The Major Energies Marketers Association of Nigeria has announced that the landing cost of Premium Motor Spirit commonly known as petrol, reached N1,117 per litre as of Tuesday, July 16, 2024.
This information was disclosed during a webinar with journalists on Wednesday.
MEMAN also revealed that the landing cost for diesel was N1,157 per litre, while aviation fuel stood at N1,127 per litre.
According to The PUNCH, the landing cost of petrol significantly exceeds the current pump prices in Nigeria. Currently, filling stations run by the Nigerian National Petroleum Company Limited and major marketers are selling PMS between N617 and N660 per litre, while independent marketers are charging N700 per litre or more.
Despite being the sole importer of petrol in Nigeria, NNPC has repeatedly denied providing subsidies for PMS, and has not disclosed the landing cost of the product.
This revelation from MEMAN marks one of the few instances where marketers have provided such detailed information, as the landing cost has often been kept under wraps by PMS importers.
Clement Isong, MEMAN’s Executive Secretary, stated that these costs were sourced from independent energy price benchmark providers.
The association plans to regularly release similar information to keep the public informed.
Recently, independent oil marketers accused private depot owners of raising the ex-depot price of petrol from N630 to N720 per litre.
Energy sector expert, Prof. Wumi Iledare, remarked in an interview that the current cost of PMS in Nigeria is considerably lower than international prices, particularly when compared to the price of diesel.
“The gap between the cost of diesel and petrol in Nigeria is much. It is never like that all over the world. That means something is wrong,” Iledare explained.
He speculated that someone must be covering the cost difference, suggesting it could be considered under-recovery or a form of subsidy.
According to him, with the current exchange rate, the price of petrol should not be less than 80% of the price of diesel.

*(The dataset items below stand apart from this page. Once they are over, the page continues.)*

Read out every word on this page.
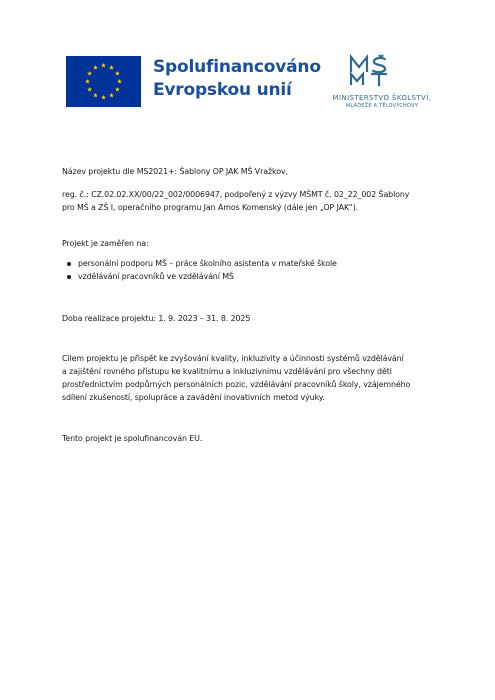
Spolufinancováno
Evropskou unií	MINISTERSTVO ŠKOLSTVÍ,
MLÁDEŽE A TĚLOVÝCHOVY
Název projektu dle MS2021+: Šablony OP JAK MŠ Vražkov,
reg. č.: CZ.02.02.XX/00/22_002/0006947, podpořený z výzvy MŠMT č. 02_22_002 Šablony
pro MŠ a ZŠ I, operačního programu Jan Amos Komenský (dále jen „OP JAK“).
Projekt je zaměřen na:
personální podporu MŠ – práce školního asistenta v mateřské škole
vzdělávání pracovníků ve vzdělávání MŠ
Doba realizace projektu: 1. 9. 2023 – 31. 8. 2025
Cílem projektu je přispět ke zvyšování kvality, inkluzivity a účinnosti systémů vzdělávání
a zajištění rovného přístupu ke kvalitnímu a inkluzivnímu vzdělávání pro všechny děti
prostřednictvím podpůrných personálních pozic, vzdělávání pracovníků školy, vzájemného
sdílení zkušeností, spolupráce a zavádění inovativních metod výuky.
Tento projekt je spolufinancován EU.
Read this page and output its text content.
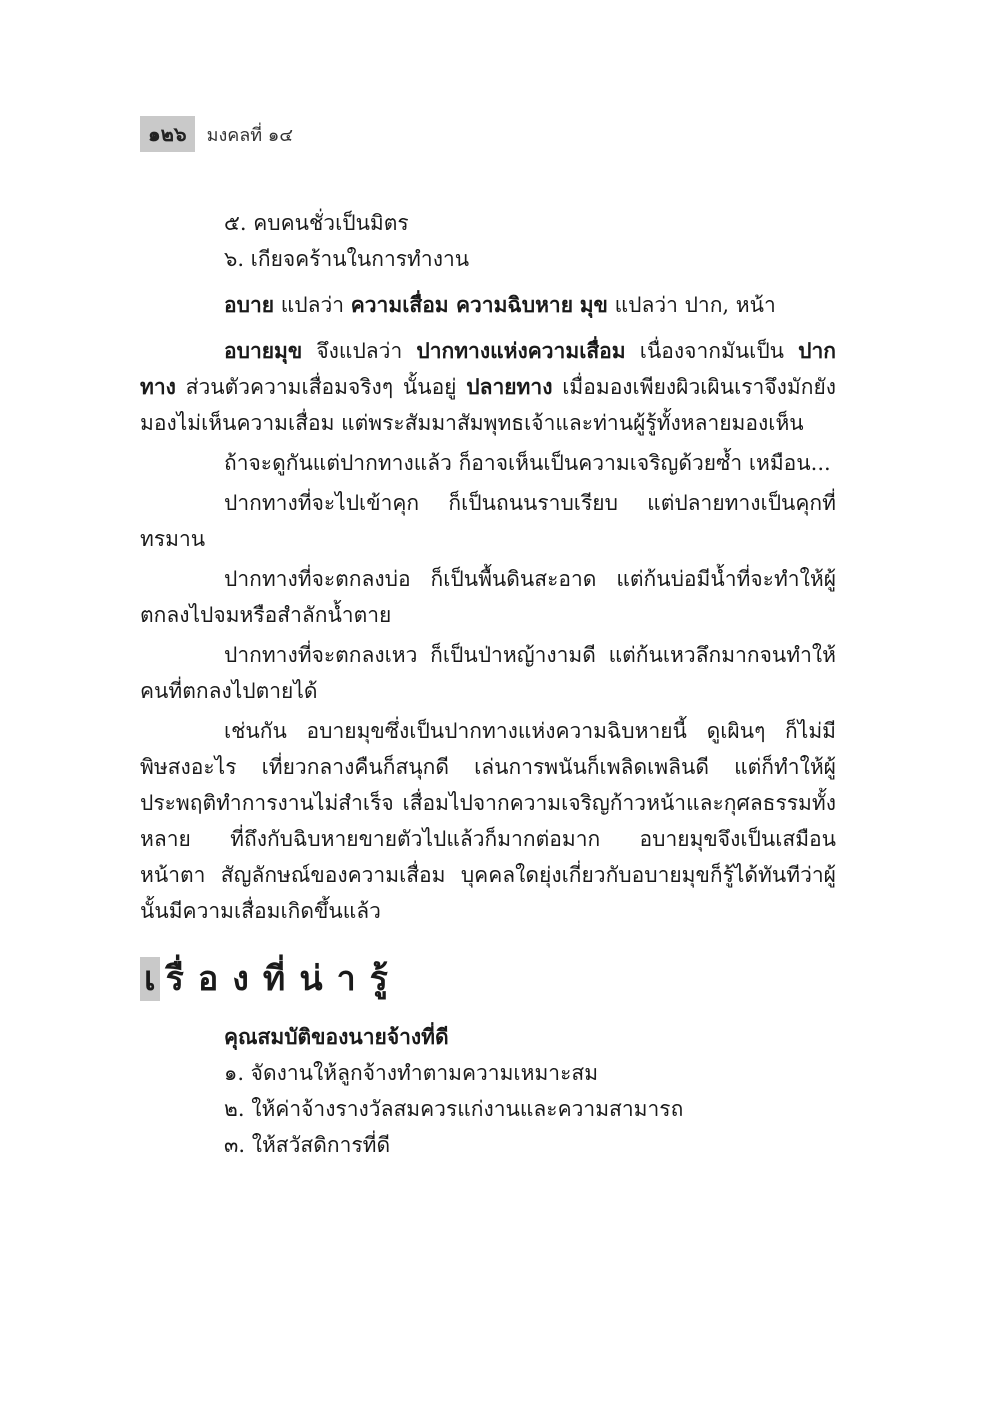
๑๒๖	มงคลที่ ๑๔
๕. คบคนชั่วเป็นมิตร
๖. เกียจคร้านในการทำงาน

อบาย แปลว่า ความเสื่อม ความฉิบหาย มุข แปลว่า ปาก, หน้า

อบายมุข จึงแปลว่า ปากทางแห่งความเสื่อม เนื่องจากมันเป็น ปากทาง ส่วนตัวความเสื่อมจริงๆ นั้นอยู่ ปลายทาง เมื่อมองเพียงผิวเผินเราจึงมักยังมองไม่เห็นความเสื่อม แต่พระสัมมาสัมพุทธเจ้าและท่านผู้รู้ทั้งหลายมองเห็น

ถ้าจะดูกันแต่ปากทางแล้ว ก็อาจเห็นเป็นความเจริญด้วยซ้ำ เหมือน...

ปากทางที่จะไปเข้าคุก ก็เป็นถนนราบเรียบ แต่ปลายทางเป็นคุกที่ทรมาน

ปากทางที่จะตกลงบ่อ ก็เป็นพื้นดินสะอาด แต่ก้นบ่อมีน้ำที่จะทำให้ผู้ตกลงไปจมหรือสำลักน้ำตาย

ปากทางที่จะตกลงเหว ก็เป็นป่าหญ้างามดี แต่ก้นเหวลึกมากจนทำให้คนที่ตกลงไปตายได้

เช่นกัน อบายมุขซึ่งเป็นปากทางแห่งความฉิบหายนี้ ดูเผินๆ ก็ไม่มีพิษสงอะไร เที่ยวกลางคืนก็สนุกดี เล่นการพนันก็เพลิดเพลินดี แต่ก็ทำให้ผู้ประพฤติทำการงานไม่สำเร็จ เสื่อมไปจากความเจริญก้าวหน้าและกุศลธรรมทั้งหลาย ที่ถึงกับฉิบหายขายตัวไปแล้วก็มากต่อมาก อบายมุขจึงเป็นเสมือนหน้าตา สัญลักษณ์ของความเสื่อม บุคคลใดยุ่งเกี่ยวกับอบายมุขก็รู้ได้ทันทีว่าผู้นั้นมีความเสื่อมเกิดขึ้นแล้ว

เ รื่องที่น่ารู้
คุณสมบัติของนายจ้างที่ดี
๑. จัดงานให้ลูกจ้างทำตามความเหมาะสม
๒. ให้ค่าจ้างรางวัลสมควรแก่งานและความสามารถ
๓. ให้สวัสดิการที่ดี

Supporting this view, an Economics professor at the University of Ibadan and President of the Nigerian Economics Society, Prof. Adeola Adenikinju, added, “The current price of PMS is being subsidised by the government. The government buys at higher rates and sells to us at subsidised rates. That is what they call under-recovery.”
The International Monetary Fund recently urged the Nigerian government to eliminate what it termed implicit fuel and electricity subsidies. In a recent report, the IMF warned that these subsidies could consume three per cent of Nigeria’s Gross Domestic Product in 2024, up from one per cent the previous year.
President Bola Tinubu announced the removal of fuel subsidies during his inauguration on May 29, 2023.
However, the IMF noted that adequate compensatory measures for the poor were not promptly scaled up and were later paused due to corruption concerns. By the end of 2023, capping pump prices below cost effectively reintroduced implicit subsidies to help Nigerians manage high inflation and exchange rate depreciation.
Nonetheless, both the NNPC and the Federal Government have strongly denied subsidising the current price of PMS.